Philosophical Perspectives on Humor and Laughter by John Andrew Lippitt, is a dissertation, from Department of Philosophy, University of Durham. The book begins by rating sense of humor very high on the list of desirable attributes of current society. An exhaustive list of thinkers who have considered these subjects worthy of discussion, which include Plato, Aristotle, Descartes, Hobbes, Kant, Schopenhauer, Kierkegaard, Nietzsche, Bergson and Freud, effectively support this.
Author the goes on with one early theory: "Laughter is an affection arising from a strained expectation being suddenly reduced to nothing". Here, the notions of incongruity, superiority and the release of energy are discussed, with the aim to show, how illfitting those are. Which more or less results in the failure of both incongruity- and superiority-based theories.

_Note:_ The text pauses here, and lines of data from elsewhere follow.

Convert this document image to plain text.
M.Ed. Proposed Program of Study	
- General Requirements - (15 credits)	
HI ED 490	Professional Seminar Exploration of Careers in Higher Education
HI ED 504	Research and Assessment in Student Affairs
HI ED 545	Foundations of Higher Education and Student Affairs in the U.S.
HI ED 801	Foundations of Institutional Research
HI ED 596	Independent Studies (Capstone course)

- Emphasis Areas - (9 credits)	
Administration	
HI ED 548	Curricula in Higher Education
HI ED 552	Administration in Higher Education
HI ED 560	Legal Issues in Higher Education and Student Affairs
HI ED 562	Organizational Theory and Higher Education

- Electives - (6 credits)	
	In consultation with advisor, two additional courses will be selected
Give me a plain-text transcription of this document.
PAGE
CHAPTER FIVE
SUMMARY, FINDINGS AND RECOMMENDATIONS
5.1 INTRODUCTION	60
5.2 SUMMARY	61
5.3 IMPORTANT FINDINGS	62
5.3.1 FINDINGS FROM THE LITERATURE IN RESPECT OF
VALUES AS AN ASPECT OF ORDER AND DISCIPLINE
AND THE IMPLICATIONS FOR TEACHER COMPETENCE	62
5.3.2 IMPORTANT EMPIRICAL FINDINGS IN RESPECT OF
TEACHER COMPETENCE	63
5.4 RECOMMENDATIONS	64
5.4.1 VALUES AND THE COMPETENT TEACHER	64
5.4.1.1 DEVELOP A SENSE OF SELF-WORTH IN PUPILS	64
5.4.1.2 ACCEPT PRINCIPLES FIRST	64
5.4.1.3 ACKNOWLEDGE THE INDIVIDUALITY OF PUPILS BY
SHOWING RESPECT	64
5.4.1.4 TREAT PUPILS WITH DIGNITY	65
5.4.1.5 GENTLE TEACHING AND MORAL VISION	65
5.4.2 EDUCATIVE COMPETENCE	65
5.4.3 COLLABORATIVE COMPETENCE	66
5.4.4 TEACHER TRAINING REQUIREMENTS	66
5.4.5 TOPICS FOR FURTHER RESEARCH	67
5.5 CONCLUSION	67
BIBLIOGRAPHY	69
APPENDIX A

What follows is a fresh discussion on the most interesting and important of which concerns the functions of humour and laughter. This chapter sheds further light on this by contrasting two diametrically opposed views of laughter's function. The first of these, the proponent of which being Henri Bergson, and the second, that of Friedrich Nietzsche, is covered briefly. The function of laughter as a social corrective, as well as Nietzsche's idea that laughter is the appropriate response to an individual's ultimate liberation adds value to the discussion.
This book attempts to treat humor much more than analyzing jokes, and showing us the wider role laughter can play in human life. Though it talks of 'the potential to take what might genuinely be called a 'humorous attitude' to life', the book is silent about the actual details.